Ruby Application Restart Behavior
Last updated March 20, 2023
Table of Contents
When Heroku is going to shut down a dyno (for a restart or a new deployment, etc.), it first sends a SIGTERM signal to the processes in the dyno. The full process is documented in Dynos and the Dyno Manager.
This Unix signal provides an opportunity for a process to “shut down gracefully”. The Ruby VM will receive this signal and sends a SignalException
to the process, which will interrupt what your process is currently doing so it can clean itself up.

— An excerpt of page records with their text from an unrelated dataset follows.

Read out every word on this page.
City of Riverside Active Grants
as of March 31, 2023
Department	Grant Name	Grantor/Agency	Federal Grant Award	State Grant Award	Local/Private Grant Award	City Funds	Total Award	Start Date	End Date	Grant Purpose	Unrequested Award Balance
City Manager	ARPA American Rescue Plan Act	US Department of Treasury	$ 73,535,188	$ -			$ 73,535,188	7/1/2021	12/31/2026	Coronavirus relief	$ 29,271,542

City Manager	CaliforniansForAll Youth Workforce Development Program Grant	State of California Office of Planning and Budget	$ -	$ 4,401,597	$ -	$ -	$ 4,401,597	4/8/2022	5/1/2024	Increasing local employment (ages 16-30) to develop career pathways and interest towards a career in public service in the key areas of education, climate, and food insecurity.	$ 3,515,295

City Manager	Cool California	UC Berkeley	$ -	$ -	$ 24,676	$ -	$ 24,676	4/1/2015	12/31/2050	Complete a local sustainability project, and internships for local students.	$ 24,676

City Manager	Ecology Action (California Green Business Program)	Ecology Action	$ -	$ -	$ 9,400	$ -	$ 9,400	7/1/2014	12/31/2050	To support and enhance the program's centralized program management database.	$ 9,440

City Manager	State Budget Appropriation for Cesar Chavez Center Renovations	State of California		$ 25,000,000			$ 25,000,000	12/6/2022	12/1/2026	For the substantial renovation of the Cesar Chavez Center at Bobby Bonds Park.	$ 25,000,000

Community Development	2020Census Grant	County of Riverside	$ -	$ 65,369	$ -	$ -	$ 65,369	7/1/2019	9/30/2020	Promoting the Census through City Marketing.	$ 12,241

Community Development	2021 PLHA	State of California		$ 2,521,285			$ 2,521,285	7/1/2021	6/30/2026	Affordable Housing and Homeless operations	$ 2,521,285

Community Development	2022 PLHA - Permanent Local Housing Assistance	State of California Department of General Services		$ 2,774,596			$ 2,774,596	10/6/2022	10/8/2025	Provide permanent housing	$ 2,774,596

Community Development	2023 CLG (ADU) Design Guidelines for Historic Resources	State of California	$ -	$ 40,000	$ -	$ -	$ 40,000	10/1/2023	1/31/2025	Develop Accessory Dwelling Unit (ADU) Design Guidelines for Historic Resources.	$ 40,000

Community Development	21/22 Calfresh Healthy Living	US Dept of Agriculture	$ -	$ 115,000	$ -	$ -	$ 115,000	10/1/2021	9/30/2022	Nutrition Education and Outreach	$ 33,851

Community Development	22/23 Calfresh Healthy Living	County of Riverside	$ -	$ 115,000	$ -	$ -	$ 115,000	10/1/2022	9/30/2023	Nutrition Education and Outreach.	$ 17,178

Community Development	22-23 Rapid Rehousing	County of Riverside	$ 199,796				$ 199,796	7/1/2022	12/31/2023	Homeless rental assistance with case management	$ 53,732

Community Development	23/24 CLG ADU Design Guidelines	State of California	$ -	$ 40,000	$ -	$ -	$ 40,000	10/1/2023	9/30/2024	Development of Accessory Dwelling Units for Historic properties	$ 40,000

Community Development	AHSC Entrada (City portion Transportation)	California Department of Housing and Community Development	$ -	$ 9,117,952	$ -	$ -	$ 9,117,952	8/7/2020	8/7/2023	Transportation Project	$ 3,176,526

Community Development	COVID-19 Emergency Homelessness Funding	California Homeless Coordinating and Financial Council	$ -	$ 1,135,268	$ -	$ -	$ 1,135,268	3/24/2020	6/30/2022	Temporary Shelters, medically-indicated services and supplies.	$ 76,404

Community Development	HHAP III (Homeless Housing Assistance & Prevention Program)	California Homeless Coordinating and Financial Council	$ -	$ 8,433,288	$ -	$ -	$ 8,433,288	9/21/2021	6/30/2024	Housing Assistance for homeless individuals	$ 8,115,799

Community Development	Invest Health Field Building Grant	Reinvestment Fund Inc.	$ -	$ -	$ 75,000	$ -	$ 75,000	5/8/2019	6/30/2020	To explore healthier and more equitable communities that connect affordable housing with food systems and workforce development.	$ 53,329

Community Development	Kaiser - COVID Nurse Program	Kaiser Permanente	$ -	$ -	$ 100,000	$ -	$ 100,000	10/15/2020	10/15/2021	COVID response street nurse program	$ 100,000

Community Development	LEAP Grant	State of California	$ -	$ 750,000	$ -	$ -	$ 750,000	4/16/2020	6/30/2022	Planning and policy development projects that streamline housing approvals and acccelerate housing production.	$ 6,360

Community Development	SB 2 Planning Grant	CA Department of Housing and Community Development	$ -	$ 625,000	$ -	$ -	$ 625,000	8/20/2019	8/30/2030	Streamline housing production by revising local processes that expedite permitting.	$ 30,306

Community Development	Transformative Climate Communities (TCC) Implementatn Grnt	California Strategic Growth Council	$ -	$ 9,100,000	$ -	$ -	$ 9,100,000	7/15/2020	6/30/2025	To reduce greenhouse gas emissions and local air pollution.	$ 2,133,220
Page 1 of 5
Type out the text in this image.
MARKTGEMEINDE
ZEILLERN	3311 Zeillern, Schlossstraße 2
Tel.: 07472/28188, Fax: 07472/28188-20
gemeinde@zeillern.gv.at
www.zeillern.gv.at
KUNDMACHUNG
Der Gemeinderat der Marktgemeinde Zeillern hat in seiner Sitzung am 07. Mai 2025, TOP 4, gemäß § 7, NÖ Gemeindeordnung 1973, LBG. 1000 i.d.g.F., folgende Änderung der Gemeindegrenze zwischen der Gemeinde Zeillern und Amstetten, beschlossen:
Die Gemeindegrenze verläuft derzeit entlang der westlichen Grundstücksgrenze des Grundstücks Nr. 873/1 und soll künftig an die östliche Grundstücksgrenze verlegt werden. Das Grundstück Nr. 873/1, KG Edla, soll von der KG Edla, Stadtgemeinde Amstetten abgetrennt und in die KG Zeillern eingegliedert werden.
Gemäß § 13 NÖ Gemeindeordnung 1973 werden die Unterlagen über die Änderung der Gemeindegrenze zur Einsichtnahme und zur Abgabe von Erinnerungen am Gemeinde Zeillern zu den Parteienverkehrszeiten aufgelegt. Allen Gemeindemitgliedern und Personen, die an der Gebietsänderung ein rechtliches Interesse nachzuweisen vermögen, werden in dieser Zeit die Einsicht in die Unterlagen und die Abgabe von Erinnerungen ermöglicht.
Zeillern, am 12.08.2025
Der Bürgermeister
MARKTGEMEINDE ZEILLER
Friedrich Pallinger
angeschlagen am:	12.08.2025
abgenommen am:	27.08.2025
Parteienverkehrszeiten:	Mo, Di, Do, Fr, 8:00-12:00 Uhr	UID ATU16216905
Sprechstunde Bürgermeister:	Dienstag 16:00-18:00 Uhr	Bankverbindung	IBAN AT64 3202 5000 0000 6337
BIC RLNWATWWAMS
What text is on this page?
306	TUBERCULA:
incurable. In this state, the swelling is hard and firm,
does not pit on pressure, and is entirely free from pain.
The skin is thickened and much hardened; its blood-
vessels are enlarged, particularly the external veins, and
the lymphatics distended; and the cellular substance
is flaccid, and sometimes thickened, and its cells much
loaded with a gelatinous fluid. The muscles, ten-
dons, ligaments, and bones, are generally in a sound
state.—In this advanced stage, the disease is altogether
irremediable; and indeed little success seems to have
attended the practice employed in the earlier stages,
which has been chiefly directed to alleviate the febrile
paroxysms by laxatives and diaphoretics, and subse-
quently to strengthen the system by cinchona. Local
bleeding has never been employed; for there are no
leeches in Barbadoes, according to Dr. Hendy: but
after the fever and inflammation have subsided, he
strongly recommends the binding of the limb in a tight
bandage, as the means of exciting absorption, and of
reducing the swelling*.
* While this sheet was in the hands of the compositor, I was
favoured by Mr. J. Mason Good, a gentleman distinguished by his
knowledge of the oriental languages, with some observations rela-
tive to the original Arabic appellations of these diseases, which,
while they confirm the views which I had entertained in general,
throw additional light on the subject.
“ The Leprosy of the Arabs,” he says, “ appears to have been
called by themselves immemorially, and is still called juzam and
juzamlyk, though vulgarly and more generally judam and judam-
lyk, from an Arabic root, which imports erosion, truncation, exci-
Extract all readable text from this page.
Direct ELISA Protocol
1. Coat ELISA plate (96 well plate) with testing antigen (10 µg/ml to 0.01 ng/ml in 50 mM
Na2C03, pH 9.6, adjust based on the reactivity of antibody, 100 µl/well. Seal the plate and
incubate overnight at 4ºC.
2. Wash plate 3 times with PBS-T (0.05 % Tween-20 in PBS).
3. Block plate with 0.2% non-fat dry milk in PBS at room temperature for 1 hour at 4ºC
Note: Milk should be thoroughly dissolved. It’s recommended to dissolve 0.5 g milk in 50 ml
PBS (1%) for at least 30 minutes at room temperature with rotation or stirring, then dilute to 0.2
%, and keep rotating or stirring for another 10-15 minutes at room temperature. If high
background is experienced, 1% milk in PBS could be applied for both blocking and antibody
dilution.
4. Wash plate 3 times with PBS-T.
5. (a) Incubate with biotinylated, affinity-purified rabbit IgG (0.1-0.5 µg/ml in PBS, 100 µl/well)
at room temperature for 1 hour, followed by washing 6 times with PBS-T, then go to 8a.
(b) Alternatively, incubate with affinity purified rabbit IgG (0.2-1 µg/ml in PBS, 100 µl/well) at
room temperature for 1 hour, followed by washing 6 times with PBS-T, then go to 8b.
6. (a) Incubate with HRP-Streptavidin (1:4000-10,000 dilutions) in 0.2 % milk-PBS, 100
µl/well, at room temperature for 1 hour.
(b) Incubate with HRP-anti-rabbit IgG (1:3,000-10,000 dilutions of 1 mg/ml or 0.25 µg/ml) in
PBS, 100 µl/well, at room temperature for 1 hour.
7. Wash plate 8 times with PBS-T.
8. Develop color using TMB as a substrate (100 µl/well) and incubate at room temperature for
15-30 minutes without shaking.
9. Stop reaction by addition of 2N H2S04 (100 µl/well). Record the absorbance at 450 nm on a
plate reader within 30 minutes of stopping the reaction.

Ensuring processes clean up
How exactly does your process clean itself up? Ruby programs that use the ensure
keyword will be activated at this time. An example:
thread = Thread.new do
begin
while true
sleep 1
end
ensure
puts "ensure called"
end
end
current_pid = Process.pid
signal = "SIGTERM"
Process.kill(signal, current_pid)
When you run this you’ll see:
ensure called
Terminated: 15
Developers (should) naturally wrap sensitive operations such as deleting temporary files or closing connections in this ensure block. By putting these operations in an ensure
block then we’re making it more likely that the program will do the right thing when it exits.
Once all ensure blocks (that are in scope) have been called, the program exits.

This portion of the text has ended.